Alissa Tabirian
NS&D Monitor
6/5/2015
Sandia National Laboratories committed six violations of the Department of Energy’s classified information security requirements and is facing a proposed penalty of more than half a million dollars, according to a Preliminary Notice of Violation the DOE Office of Enforcement released this week. The security concern, discovered at SNL’s New Mexico site in July 2012, involved the unauthorized disclosure of classified information in an employee’s presentation. DOE found that the presentation was stored on an unclassified server and, following further investigation, discovered that “beginning as early as 1997 the author had developed approximately 47 separate variations of the 2012 presentation without obtaining requisite classification reviews.”

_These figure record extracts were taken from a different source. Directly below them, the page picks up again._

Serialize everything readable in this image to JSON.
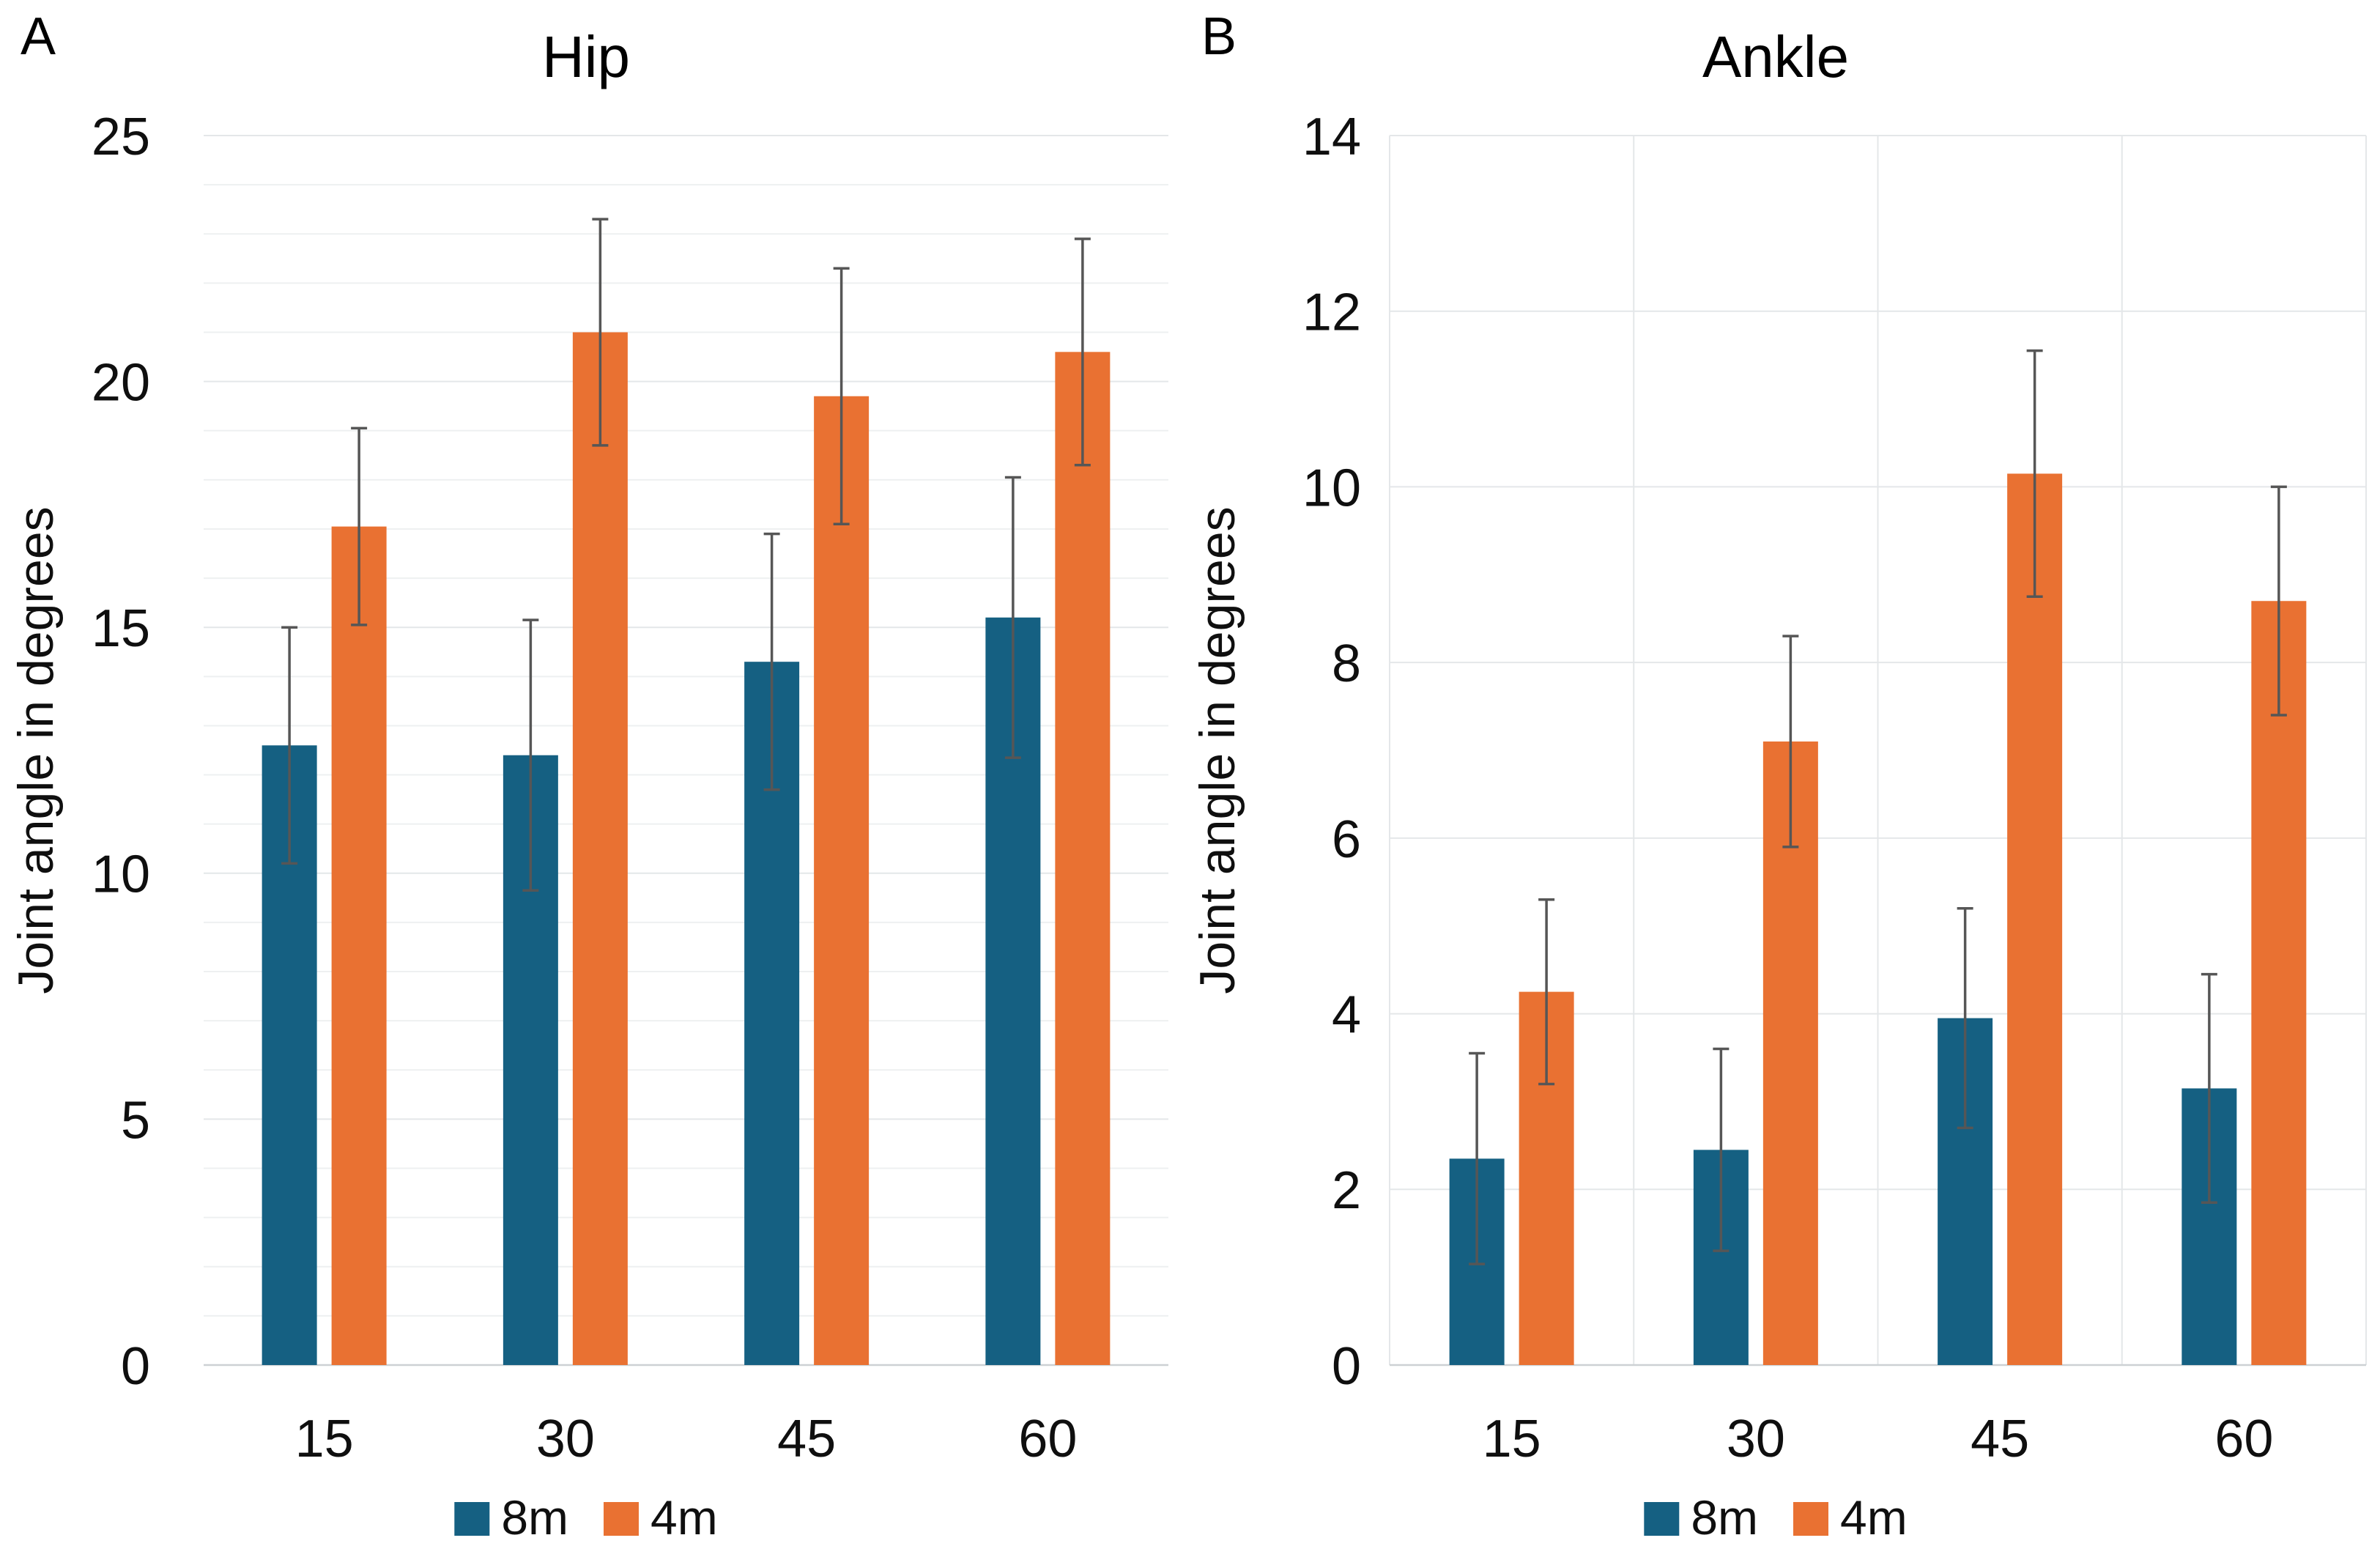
{
  "figure": {
    "background": "#FFFFFF"
  },
  "colors": {
    "series_8m": "#156082",
    "series_4m": "#E97132",
    "grid_minor": "#EEF0F1",
    "grid_major": "#E4E7E9",
    "axis_baseline": "#CDD1D4",
    "error_bar": "#565656",
    "text": "#0F0F0F"
  },
  "chart_data": [
    {
      "type": "bar",
      "panel_label": "A",
      "title": "Hip",
      "ylabel": "Joint angle in degrees",
      "categories": [
        "15",
        "30",
        "45",
        "60"
      ],
      "ylim": [
        0,
        25
      ],
      "ytick_step": 5,
      "yticks": [
        0,
        5,
        10,
        15,
        20,
        25
      ],
      "minor_grid_step": 1,
      "vertical_grid": false,
      "grid": "horizontal",
      "legend_position": "bottom-center",
      "series": [
        {
          "name": "8m",
          "color": "#156082",
          "values": [
            12.6,
            12.4,
            14.3,
            15.2
          ],
          "errors": [
            2.4,
            2.75,
            2.6,
            2.85
          ]
        },
        {
          "name": "4m",
          "color": "#E97132",
          "values": [
            17.05,
            21.0,
            19.7,
            20.6
          ],
          "errors": [
            2.0,
            2.3,
            2.6,
            2.3
          ]
        }
      ]
    },
    {
      "type": "bar",
      "panel_label": "B",
      "title": "Ankle",
      "ylabel": "Joint angle in degrees",
      "categories": [
        "15",
        "30",
        "45",
        "60"
      ],
      "ylim": [
        0,
        14
      ],
      "ytick_step": 2,
      "yticks": [
        0,
        2,
        4,
        6,
        8,
        10,
        12,
        14
      ],
      "minor_grid_step": null,
      "vertical_grid": true,
      "grid": "horizontal+vertical",
      "legend_position": "bottom-center",
      "series": [
        {
          "name": "8m",
          "color": "#156082",
          "values": [
            2.35,
            2.45,
            3.95,
            3.15
          ],
          "errors": [
            1.2,
            1.15,
            1.25,
            1.3
          ]
        },
        {
          "name": "4m",
          "color": "#E97132",
          "values": [
            4.25,
            7.1,
            10.15,
            8.7
          ],
          "errors": [
            1.05,
            1.2,
            1.4,
            1.3
          ]
        }
      ]
    }
  ]
}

According to the notice, the presentation contained 13 slides with classified information, including Critical Nuclear Weapon Design Information, and was not submitted to Sandia’s classification office for review. Variations of the presentation were delivered “on at least three occasions at public venues” and to audiences that included those without security clearances. Additionally, “approximately 300 Sandia participants in a technical training program had access to electronic versions of the presentations,” the notice says. Some classified material also remained on a version of the presentation stored on an unclassified shared server, and Sandia’s investigation “confirmed that one of these contaminated Sandia unclassified servers was accessible to foreign nationals for over eight years,” the notice says. Sandia “sanitized” the contaminated server after discovering the incident, but “only searched for the author’s work by the title of the 2012 presentation and not his name,” leaving other versions of the presentation on the server, according to DOE.

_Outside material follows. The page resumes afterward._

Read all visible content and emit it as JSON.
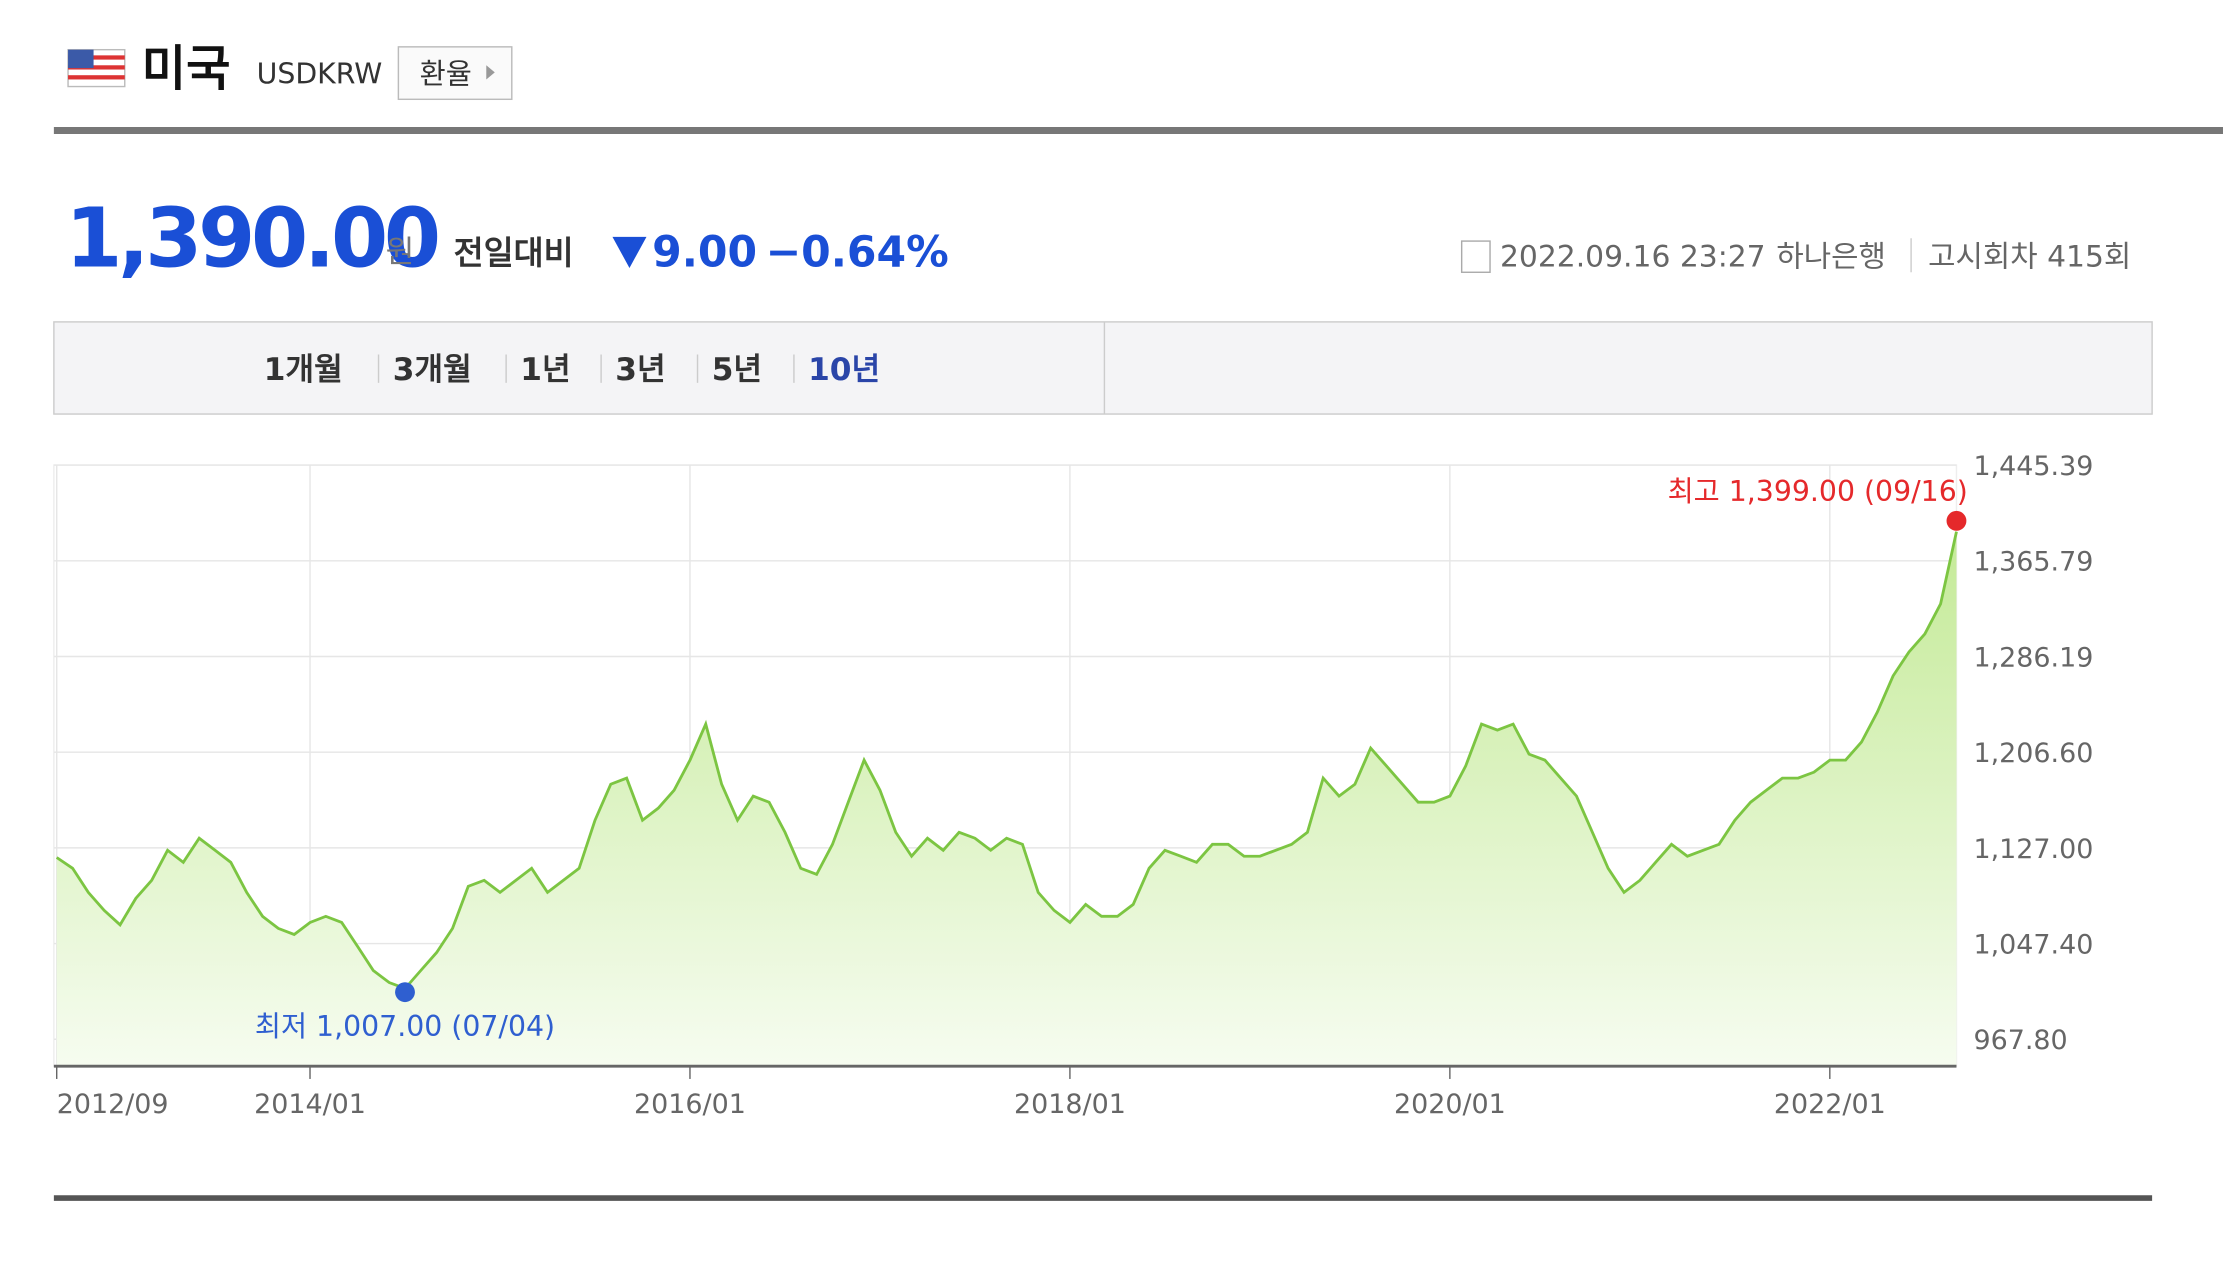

Sandia’s corrective actions included “security awareness and lessons-learned activities and some procedural changes,” the notice says. Citing Sandia’s failure to conduct classification reviews and “protect and control classified information for more than a decade,” DOE has proposed a total penalty of $577,500. Sandia has been given 30 days to submit a response. In a written statement this week, Sandia spokesperson Nancy Salem said, "Sandia has taken this security issue seriously since becoming aware of it in 2012. After discovering and reporting the issue, Sandia analyzed the causes and identified, developed and carried out a series of improvements that will reduce the likelihood of security violations of this kind."